Nobody was. Still, I thought it might be wise not to put any pencil stuff on the covers of my second and third issues (I used a Houston Pen for the crossbar on my second cover, as a teaser for the third issue; my third issue featured a custom dip pen made by Carl Seidl). For the third issue, I included an article on Kaligraf and Hutcheon pencils, since the subject tied in so nicely with other articles in that issue, and . . . no cries of foul from the pencil-haters.
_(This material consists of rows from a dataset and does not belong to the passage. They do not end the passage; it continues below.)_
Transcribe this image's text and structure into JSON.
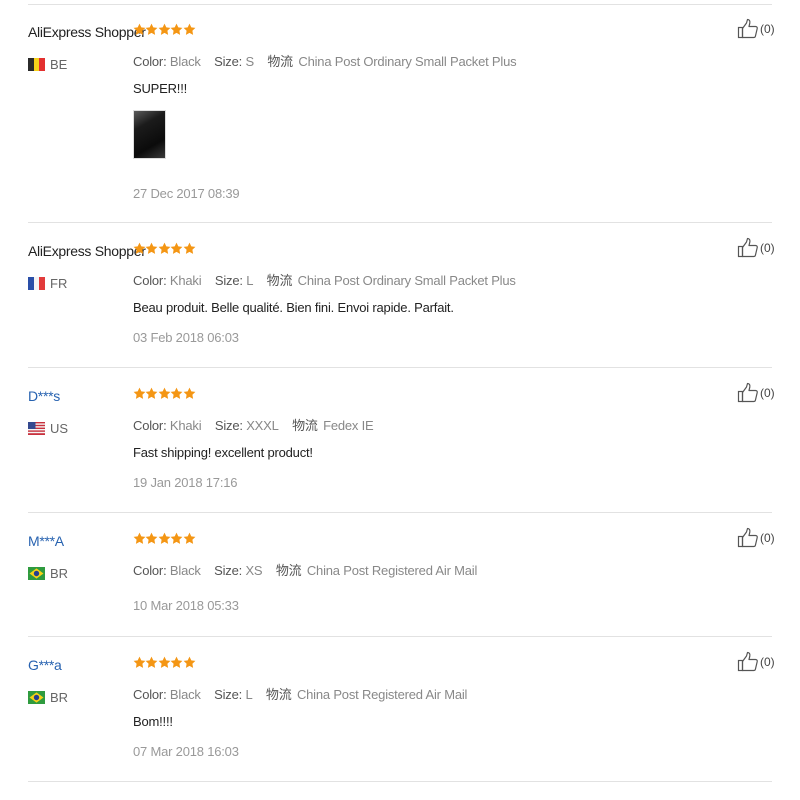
{
  "colors": {
    "star": "#f49614",
    "shopper_name": "#222222",
    "user_name": "#2762b0",
    "divider": "#e2e2e2"
  },
  "labels": {
    "color": "Color:",
    "size": "Size:",
    "shipping": "物流"
  },
  "reviews": [
    {
      "name": "AliExpress Shopper",
      "country": "BE",
      "flag_icon": "belgium-flag-icon",
      "rating": 5,
      "color": "Black",
      "size": "S",
      "shipping": "China Post Ordinary Small Packet Plus",
      "text": "SUPER!!!",
      "has_photo": true,
      "date": "27 Dec 2017 08:39",
      "helpful": "(0)"
    },
    {
      "name": "AliExpress Shopper",
      "country": "FR",
      "flag_icon": "france-flag-icon",
      "rating": 5,
      "color": "Khaki",
      "size": "L",
      "shipping": "China Post Ordinary Small Packet Plus",
      "text": "Beau produit. Belle qualité. Bien fini. Envoi rapide. Parfait.",
      "has_photo": false,
      "date": "03 Feb 2018 06:03",
      "helpful": "(0)"
    },
    {
      "name": "D***s",
      "country": "US",
      "flag_icon": "usa-flag-icon",
      "rating": 5,
      "color": "Khaki",
      "size": "XXXL",
      "shipping": "Fedex IE",
      "text": "Fast shipping! excellent product!",
      "has_photo": false,
      "date": "19 Jan 2018 17:16",
      "helpful": "(0)"
    },
    {
      "name": "M***A",
      "country": "BR",
      "flag_icon": "brazil-flag-icon",
      "rating": 5,
      "color": "Black",
      "size": "XS",
      "shipping": "China Post Registered Air Mail",
      "text": "",
      "has_photo": false,
      "date": "10 Mar 2018 05:33",
      "helpful": "(0)"
    },
    {
      "name": "G***a",
      "country": "BR",
      "flag_icon": "brazil-flag-icon",
      "rating": 5,
      "color": "Black",
      "size": "L",
      "shipping": "China Post Registered Air Mail",
      "text": "Bom!!!!",
      "has_photo": false,
      "date": "07 Mar 2018 16:03",
      "helpful": "(0)"
    }
  ]
}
On the cover of each of my last four issues, I used a piece from my collection for the crossbar. Here they are, in order of appearance:
For each of the last four, I included a short writeup at the end of my “From the editor” page. From the top, after that first issue, The Parker Vacumatic pencil with the custom band and an emerald in the clip - not much to say about it other than it’s a killer Parker. The Redypoint was the piece which unraveled the story from “Wahl, Sheaffer and the Race for Boston.” The Dunhill smoker’s pencil led me to research the origins of Sheaffer’s white dot for the Summer 2016 issue, and for the last issue under my contract the Edward Todd golf club figural pencil seemed an apt symbol of my impending retirement.
I never had the opportunity to circle back around to explain what that top pencil is and what I thought it meant when I teased about it in my first issue a couple years ago:
I acquired the pencil from Tom Heath just a couple months before I took the job as editor. It’s an Aikin Lambert, identified by the hallmark next to the clip:
The pencil operates as a leadholder; a twist of the cap releases the lead, which can be moved by gravity or the push of a finger. The pencil has a version of William Ferris’ 1905 patented riveted clip, which appears on Waterman pens and pencils. That isn’t surprising, since Aikin Lambert was absorbed by Waterman in the 1910s:
The reason I chose this pencil for my first cover was because Daniel Kirchheimer and George Rimakis had written a significant piece, “Blotting Out The Truth,” which appeared in three installments, the second of which in my first issue. Their series traced the origins of the L.E. Waterman Company, and I was at the time researching the origins of Waterman’s mysterious “tree trunk” pens, the manufacturer of which remains somewhat of a mystery.
The more I think about it, maybe it isn’t such a mystery after all. Let’s compare the Aikin Lambert “tree trunk” pencil to the custom Eversharp made from the same molds as the Waterman Tree Trunk pens:
Note that, while the patterns are completely different, the Eversharp clip has been affixed to the outside of the custom cap using the same riveting found on Aikin Lambert and Waterman pencils . . . a manner which remained patented by Waterman at the time both were made:
Maybe this whole Waterman tree trunk mystery isn’t as complicated as we are all making it. David Nishimura has suggested that the markings on the base of Rick Krantz’ tree trunk pen suggest factory production of the pens, not custom overlays. It would make sense, if Waterman wanted a custom overlay and its subsidiary Aikin Lambert had the tooling and expertise to make them, that Waterman would keep the whole thing in house rather than farm the work out to some random jeweler – especially if its subsidiary Aikin Lambert had already made a tree trunk pencil.
Occam’s razor slices the mystery down to that simple explanation. Unless/until evidence to the contrary is discovered.